Less than four years later, Popma and Hartman have canned beers for fifteen Colorado breweries, including Renegade Brewing (Denver) and Big Choice Brewing (Broomfield). They’ve expanded to include eleven affiliate facilities across the country that serve fifty-seven craft breweries, and counting. Their business model allows nanobreweries and microbreweries who couldn’t otherwise afford the space or resources the ability to can their beers. It also allows larger companies to transition into their own canning lines. Boulder Beer Company, for example, began canning with Mobile Canning before they bought their own canning line. Last month, Boulder Beer put their first house-canned Mojo IPA and Buffalo Gold on the shelves.

Mobile Canning was first of many similar companies that have since opened. One of those companies is the Can Van. Hatched in grad school by five MBA students, the Can Van is run by Jenn Coyle and Lindsey Herrema. Taking their silver bullet of a trailer to Northern California craft brewers, they unload the mobile assembly line, and hook it up to the tanks. The canning, lidding, packaging, and sometimes labeling are done right then and there.

The “cannery-on-wheels phenomenon” is also rolling through Portland (Northwest Canning), Austin (Armadillo Mobile Canning), Chicago (Midwest Mobile Canning), San Diego (Mobile West Canning), and Chattanooga (Toucan Mobile Canning), to name a few. Many of these cannery companies are affiliates of Mobile Canning Systems, which is expected to add as many as 124 new breweries to its list of clients in 2014 and grow in volume by 400 percent.

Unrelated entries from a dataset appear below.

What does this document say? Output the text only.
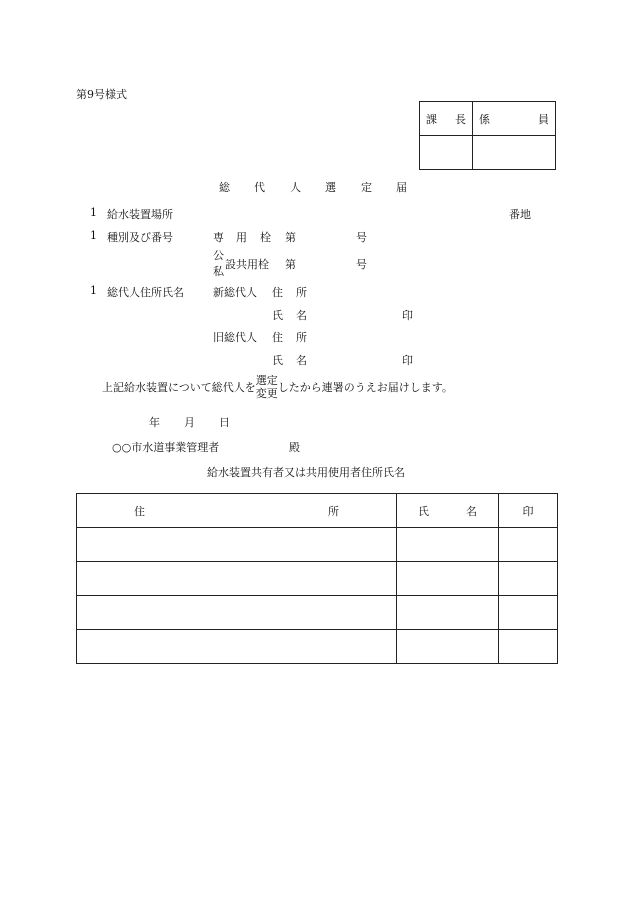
第9号様式
課 長	係 員

総 代 人 選 定 届
1 給水装置場所	番地
1 種別及び番号	専 用 栓 第	号
公
私
設共用栓 第	号
1 総代人住所氏名	新総代人 住 所
氏 名	印
旧総代人 住 所
氏 名	印
上記給水装置について総代人を
選定
変更 したから連署のうえお届けします。
年 月 日
○○市水道事業管理者	殿
給水装置共有者又は共用使用者住所氏名
住 所	氏 名	印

"We didn’t even think we’d have this many affiliates [let alone breweries],” Hartman jokes. “There are 16 to-date, all doing great in their respective markets.”

At that first meeting, I don’t think he or Popma ever expected their business to explode as it did. And when I caught up with them this week, they assured me that despite unprecedented growth, they still make their way over to the Oskar Blues patio as often as they can.